It’s an issue, problem or change in company policy or practice that affects, or has the potential to affect, a number of customers. It may be caused by, but isn’t limited to, one or more of the following:
- a system change
- an alteration in performance levels (e.g. quality of supply, access to call centre)
- a policy or procedure change
- a lack of policy or procedure
- a lack of clear regulatory guidelines
- regulatory non-compliance
- the conduct of an energy or water provider’s employee, agent, servant, officer or contractor
- the action of a stakeholder (e.g. legislative or regulatory change leading to misunderstanding or misapplication of the change).
Under the EWOV Charter, we have a responsibility to identify potential systemic issues and, as appropriate, report these to relevant companies and regulators.
We identify systemic issues through the cases we receive and the complaints we investigate. A systemic issue may also be identified by the company itself and notified to us. Some affected customers contact us and some don’t.
By being proactive about reporting potentially systemic issues, we can work with companies and regulators to bring about redress for everyone affected (not just those who complain), reduce possible wider impact and minimise complaints.
Our systemic issues responsibilities differ slightly between energy and water.

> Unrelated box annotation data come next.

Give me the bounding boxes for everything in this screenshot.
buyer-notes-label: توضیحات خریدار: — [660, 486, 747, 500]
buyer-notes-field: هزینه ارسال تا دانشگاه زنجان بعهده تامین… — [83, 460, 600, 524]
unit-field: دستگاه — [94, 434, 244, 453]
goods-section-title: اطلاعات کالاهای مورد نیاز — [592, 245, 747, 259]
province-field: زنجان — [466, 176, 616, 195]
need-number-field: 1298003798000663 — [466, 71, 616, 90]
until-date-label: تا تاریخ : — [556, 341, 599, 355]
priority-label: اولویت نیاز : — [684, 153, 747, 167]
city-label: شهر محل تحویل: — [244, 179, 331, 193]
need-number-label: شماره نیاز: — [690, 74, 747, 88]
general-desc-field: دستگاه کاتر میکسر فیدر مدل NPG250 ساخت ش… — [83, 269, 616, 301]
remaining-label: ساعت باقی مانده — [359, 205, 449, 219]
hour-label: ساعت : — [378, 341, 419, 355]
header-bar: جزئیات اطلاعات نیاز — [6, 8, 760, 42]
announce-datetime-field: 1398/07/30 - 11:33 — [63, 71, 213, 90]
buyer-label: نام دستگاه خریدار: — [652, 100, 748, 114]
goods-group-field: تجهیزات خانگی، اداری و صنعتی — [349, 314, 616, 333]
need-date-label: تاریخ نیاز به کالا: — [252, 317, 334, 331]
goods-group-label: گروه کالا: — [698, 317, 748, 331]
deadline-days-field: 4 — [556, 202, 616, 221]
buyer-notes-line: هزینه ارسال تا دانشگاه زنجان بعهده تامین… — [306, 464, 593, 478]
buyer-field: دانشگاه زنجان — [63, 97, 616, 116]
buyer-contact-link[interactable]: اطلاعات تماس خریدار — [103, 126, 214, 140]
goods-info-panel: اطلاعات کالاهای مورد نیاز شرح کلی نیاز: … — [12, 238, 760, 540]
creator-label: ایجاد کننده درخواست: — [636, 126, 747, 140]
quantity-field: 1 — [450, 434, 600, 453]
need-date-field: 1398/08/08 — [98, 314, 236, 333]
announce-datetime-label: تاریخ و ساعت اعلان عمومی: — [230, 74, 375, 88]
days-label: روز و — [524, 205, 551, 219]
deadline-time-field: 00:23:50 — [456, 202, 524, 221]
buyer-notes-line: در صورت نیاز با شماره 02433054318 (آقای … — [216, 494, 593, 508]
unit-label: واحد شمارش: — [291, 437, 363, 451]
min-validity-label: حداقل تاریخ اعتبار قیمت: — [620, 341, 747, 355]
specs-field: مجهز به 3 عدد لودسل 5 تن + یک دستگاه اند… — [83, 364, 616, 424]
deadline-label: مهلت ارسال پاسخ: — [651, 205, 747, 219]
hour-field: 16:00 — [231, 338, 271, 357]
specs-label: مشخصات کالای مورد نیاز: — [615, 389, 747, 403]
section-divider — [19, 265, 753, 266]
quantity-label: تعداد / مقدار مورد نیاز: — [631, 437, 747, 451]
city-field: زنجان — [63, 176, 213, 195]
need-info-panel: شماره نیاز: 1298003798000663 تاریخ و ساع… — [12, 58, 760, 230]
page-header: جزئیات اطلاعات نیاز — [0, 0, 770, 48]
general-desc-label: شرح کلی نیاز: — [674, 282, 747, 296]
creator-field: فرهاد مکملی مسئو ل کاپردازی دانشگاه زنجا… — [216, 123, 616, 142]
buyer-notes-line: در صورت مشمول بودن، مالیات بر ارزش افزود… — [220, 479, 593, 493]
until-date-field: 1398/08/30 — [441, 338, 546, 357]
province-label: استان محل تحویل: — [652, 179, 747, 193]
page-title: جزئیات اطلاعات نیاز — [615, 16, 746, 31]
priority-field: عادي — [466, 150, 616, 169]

In energy, we identify potential systemic issues and report them to the Essential Services Commission (ESC) for investigation and action. They are then discussed with the ESC at our monthly meetings. We now also report them to the Australian Energy Regulator.
In water, we identify, investigate and seek redress for affected customers—with a report to the Department of Environment, Land, Water and Planning (DELWP) on the outcome and whether the company has co-operated with us to resolve the issue appropriately.